This Memorial Day weekend, the nation will pause to remember and honor Americans of all generations who lost their lives in service to the United States, and this year’s National Memorial Day Concert will spend time highlighting the children of those recently lost a parent in combat and how their lives are forever changed.
The concert airs live on Sunday, May 24, from 8:00-9:30 Eastern Time on PBS. One of the focal points will on the work done by American Gold Star Children to reach out to kids devastated by the loss of a parent and connect them with other children going through the same heartache.
“That’s an ultimate sacrifice when a parent has had to give up their life, knowing that they had a child and yet they put themselves in harm’s way so the rest of us in this country could live the good life and live with the freedoms and protections and advantages we have in this country,” said actor Joe Mantegna, co-host of the National Memorial Day Concert.
“Being able to focus on those children will be a very important part and I’m sure a very moving aspect of the program,” said Mantegna, who is co-hosting the event for the thirteenth straight year. For the past decade, he has partnered with fellow actor Gary Sinise.
The Dostie family was chosen to represent American Gold Star Children at the concert. U.S. Army Sgt. First Class Shawn Dostie was killed in Baghdad on Dec. 30. 2005. The 32-year-old Dostie was a 14-year veteran and left behind his wife, Stephanie, an eight-year-old son and a five-year-old daughter.
“Befor Shawn was killed, I didn’t know myself, even as a military wife, what a Gold Star was. All of a sudden, I became a Gold Star wife and my children became Gold Star children,” said Stephanie Dostie. “Of course it was devastating. Your whole family dynamic changes. The first three years were pretty rough. It took a lot of adjusting.”
She says part of the reason those early years were so difficult is because often times it didn’t feel as though Shawn had been killed.
“As a military family, we were used to him being deployed or in training somewhere, so we were used to him being gone quite a bit. For a long time, it felt like he was still on a deployment or he was away at training. It took a few years to really comprehend that he wasn’t coming home at all,” said Dostie.

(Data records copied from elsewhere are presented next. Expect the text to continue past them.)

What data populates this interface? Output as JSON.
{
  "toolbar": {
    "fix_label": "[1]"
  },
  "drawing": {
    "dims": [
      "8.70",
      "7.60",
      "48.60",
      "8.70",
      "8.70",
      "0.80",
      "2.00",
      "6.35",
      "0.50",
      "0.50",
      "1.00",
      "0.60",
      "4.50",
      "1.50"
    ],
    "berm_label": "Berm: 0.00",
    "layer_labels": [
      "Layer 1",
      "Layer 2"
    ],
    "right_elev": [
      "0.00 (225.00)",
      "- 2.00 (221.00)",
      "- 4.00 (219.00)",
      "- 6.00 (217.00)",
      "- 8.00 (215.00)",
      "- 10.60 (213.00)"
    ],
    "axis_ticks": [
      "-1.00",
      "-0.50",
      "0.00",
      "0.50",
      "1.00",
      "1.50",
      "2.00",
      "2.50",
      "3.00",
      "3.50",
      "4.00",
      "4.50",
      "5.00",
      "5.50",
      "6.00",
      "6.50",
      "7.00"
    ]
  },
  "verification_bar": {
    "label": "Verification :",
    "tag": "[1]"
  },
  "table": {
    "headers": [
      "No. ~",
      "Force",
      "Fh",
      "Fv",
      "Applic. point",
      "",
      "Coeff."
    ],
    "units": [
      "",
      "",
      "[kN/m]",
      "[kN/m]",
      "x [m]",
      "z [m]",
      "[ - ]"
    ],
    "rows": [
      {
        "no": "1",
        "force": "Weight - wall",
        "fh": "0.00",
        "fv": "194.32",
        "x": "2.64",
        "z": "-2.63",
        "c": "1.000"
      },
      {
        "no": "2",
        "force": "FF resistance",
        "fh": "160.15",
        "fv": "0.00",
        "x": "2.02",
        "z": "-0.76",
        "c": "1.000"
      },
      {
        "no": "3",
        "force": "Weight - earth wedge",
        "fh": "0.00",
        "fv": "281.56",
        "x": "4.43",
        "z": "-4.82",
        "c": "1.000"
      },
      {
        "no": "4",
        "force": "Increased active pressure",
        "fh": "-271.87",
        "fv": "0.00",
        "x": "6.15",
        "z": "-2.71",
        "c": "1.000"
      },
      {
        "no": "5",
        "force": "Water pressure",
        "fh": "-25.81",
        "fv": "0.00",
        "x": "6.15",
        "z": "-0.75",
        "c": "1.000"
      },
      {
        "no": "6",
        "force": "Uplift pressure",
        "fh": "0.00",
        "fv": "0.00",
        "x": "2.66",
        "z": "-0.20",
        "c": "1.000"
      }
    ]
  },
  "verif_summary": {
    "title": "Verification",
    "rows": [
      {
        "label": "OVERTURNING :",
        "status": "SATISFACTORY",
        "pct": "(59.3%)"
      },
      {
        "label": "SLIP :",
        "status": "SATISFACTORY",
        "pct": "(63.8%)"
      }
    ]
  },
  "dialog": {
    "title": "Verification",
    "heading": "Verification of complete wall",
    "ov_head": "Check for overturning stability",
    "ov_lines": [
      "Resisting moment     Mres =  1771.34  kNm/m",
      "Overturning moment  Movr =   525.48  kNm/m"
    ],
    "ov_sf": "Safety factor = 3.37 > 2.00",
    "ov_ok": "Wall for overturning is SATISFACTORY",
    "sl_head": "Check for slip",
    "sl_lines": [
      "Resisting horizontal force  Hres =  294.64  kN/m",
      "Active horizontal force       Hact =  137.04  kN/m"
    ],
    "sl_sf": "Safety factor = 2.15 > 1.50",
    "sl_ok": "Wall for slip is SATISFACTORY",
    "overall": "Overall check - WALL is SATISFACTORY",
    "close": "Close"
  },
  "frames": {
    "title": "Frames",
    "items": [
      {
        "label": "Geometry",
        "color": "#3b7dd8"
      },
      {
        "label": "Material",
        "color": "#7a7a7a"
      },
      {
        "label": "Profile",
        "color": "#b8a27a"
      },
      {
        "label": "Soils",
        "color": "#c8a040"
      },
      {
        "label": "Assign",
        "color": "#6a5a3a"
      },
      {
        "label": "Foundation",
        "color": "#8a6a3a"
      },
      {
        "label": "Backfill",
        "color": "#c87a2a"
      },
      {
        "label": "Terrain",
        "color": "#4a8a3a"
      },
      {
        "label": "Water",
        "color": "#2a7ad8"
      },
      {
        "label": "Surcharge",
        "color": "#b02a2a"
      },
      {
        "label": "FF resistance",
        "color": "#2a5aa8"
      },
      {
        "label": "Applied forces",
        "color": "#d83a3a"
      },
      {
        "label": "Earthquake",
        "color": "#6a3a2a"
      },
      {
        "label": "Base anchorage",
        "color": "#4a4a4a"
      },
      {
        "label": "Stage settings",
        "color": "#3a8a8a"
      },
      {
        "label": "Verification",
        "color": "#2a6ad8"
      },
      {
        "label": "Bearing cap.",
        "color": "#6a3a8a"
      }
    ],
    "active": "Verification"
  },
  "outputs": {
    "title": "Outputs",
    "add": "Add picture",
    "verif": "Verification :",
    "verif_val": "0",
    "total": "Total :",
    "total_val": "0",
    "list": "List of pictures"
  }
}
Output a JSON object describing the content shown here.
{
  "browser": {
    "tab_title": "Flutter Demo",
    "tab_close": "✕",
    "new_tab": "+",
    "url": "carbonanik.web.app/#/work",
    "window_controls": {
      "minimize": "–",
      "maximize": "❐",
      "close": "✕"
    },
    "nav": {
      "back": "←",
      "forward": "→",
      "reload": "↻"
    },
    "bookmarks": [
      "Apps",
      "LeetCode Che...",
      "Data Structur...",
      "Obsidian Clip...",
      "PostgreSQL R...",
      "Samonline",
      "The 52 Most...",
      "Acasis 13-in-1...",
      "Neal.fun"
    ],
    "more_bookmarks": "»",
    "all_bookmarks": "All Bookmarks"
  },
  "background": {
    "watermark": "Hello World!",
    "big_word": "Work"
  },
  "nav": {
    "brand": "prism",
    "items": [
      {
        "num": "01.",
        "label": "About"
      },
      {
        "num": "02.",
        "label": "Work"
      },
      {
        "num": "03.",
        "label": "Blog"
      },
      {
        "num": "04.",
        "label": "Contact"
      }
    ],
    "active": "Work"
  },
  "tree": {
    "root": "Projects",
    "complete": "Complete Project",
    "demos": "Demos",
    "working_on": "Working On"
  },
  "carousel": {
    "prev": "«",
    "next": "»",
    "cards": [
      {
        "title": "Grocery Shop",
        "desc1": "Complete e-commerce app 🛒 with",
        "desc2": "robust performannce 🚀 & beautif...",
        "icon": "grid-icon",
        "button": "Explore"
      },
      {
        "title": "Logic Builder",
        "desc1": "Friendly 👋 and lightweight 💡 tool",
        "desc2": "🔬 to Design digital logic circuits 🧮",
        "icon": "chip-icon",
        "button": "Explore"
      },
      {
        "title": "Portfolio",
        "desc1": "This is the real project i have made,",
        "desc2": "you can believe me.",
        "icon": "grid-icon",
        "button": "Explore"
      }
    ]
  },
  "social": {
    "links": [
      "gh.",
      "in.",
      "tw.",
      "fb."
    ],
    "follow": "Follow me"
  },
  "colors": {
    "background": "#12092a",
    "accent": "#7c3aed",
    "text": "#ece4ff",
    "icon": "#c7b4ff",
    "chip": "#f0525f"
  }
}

Even after that realization, Dostie says adjusting to a new life was very difficult.
“We have spent the last years trying to put everything back together and beginning to be a family of three instead of a family of four. We take it one day at a time, still to this day we take it one day at a time and I think that’s the best way to get through something like this. Surround yourself with wonderful people, have a good support system and take it one day at a time,” she said.
Dostie’s children were chosen as the faces of Gold Star children for the National Memorial Day Concert after many were considered. She says this attention is so meaningful to Gold Star families.
“The only thing harder than losing your hero is feeling like they have been forgotten. To us, this is a wonderful way to honor Shawn. We’re very blessed that they were picked and we’re really looking forward to sharing our story with the nation,” said Dostie, who says her family’s experience with American Gold Star Children has been critical for her kids.
“When they meet another Gold Star child, they have a camaraderie with them. They’re able to open up to that child because that child knows that they’ve been through,” she said.
While life has resumed some sense of normalcy in since receiving the news of Shawn’s death nearly a decade ago, nothing will ever be the same.
“I think my son had a harder time than my daughter for quite a few years. He really needed his dad in his life. There were pivotal points where he just needed his dad there. He can talk to mom but there are some things he doesn’t want to talk to mom about. He wanted his dad there,” said Dostie.
That son will soon graduate from high school.
“It’s bittersweet because I want his father there to see him walk across that stage. It’s going to be a beautiful day for my son. It’s also going to be a hard day for the family because his dad isn’t there,” said Dostie.
“Once you’re a Gold Star child, this follows you for the rest of your life. I think down the road when my daughter’s going to get married, she’s not going to have her father there to walk her down the aisle. I’m not going to be able to sit on a porch with my husband and tell stories to my grandchildren,” she said.
“This isn’t something that ends once the funeral is finished. This is something that follows these children for the rest of their lives,” added Dostie.
She hopes the family’s participation in the concert will help the American people understand families of those grieving loved ones from wars past and present.
“I just hope the nation realizes the sacrifice these children have made by sacrificing their parent for freedom for this country. I hope it brings awareness to teach others to educate what a Gold Star child is,” said Dostie.
The National Memorial Day Concert will have a number of other special features, including a salute to World War II heroes 70 years after the war ended.
Mantegna says with the World War II generation slipping away, this is a critical tribute.
“They’re losing thousands and thousands every day. There’s going to come a time when there’s actually no living person alive from that conflict. Yet it had such a major impact on world history, so it’s important that we spotlight it,” said Mantegna.
He says the importance of the victory in World War II cannot be overstated.
“Evil could have triumphed but it didn’t. It was only due to the sacrifices that millions have made throughout the world, not just in this country but throughout the world,” said Mantegna.